Il y a quelques jours, Springsteen a commis ce qu'il a appelé ''le cauchemar de tout homme public'' en confondant, dans un cri lancé sur scène, le Michigan avec son voisin et rival l’Ohio. Mais si Springsteen se trompe parfois sur la ville ou l'État où il serait censé se trouver pour jouer avec force, c'est compréhensible.

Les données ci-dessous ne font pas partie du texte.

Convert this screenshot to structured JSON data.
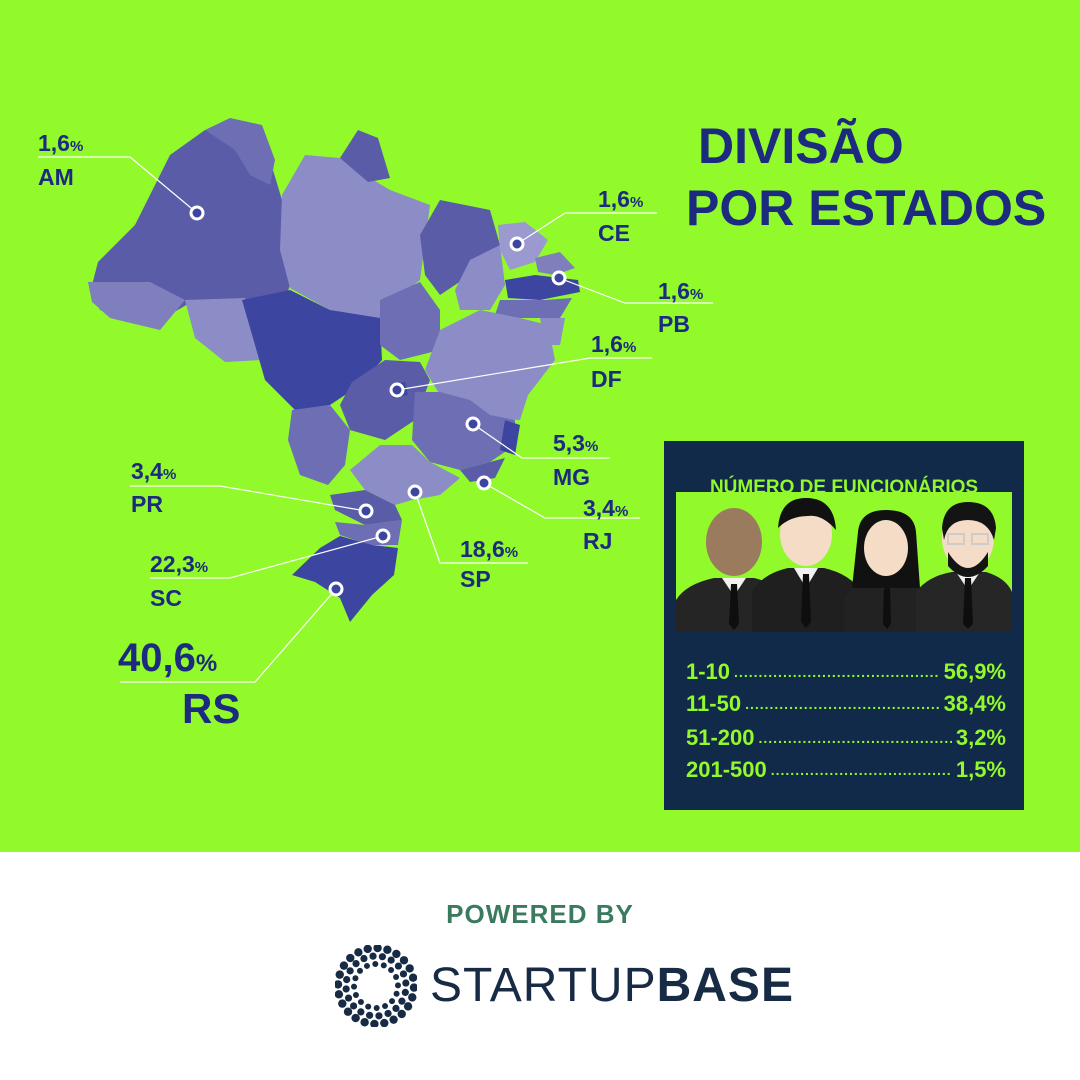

Depuis 2007, Springsteen et son titanesque E Street Band sont pris dans la course apparemment sans fin d'une tournée mondiale, traversée par deux albums, des apparitions à la fois au Super Bowl et à l'inauguration présidentielle, des apparitions pour la première fois dans des festivals importants, et un calendrier chargé d'autres étapes majeures. Même pour un artiste qui a en grande partie construit sa carrière sur des spectacles épiques, Springsteen et les E Streeters ont cependant réussi à passer une autre vitesse, à ce stade de leur carrière légendaire.
 
De la même manière, Springsteen a été exceptionnellement prolifique en studio, sortant des albums de nouvelles compositions en 2007 (Magic) et cette année (Working On A Dream), pendant qu'au même moment, en signe de reconnaissance vis-à-vis de ses albums à succès du passé, il jouait en concert la totalité d’enregistrements devenus classiques. Durant cette soirée à Nashville, son album de 1975 qui l'a révélé, Born To Run, aura droit à un traitement live pour un effet sensationnel.
 
Dans sa loge du Sommet Center – quatre soirs avant que son périple marathon ne se termine à Buffalo, New York – Springsteen semble être tout sauf épuisé, mais il reste plutôt enthousiaste sur son propre avenir et celui de son E Street Band. Ce qui inquiète le plus le Boss est son spectacle imminent, cassant la baraque une nouvelle fois alors qu'il fait des roulades devant ce train lancé à toute vitesse. Et c'est ce que fera Bruce, assurant à la foule extatique qu'il sait qu'il se trouve à Nashville et qu'il est enchanté d'être là.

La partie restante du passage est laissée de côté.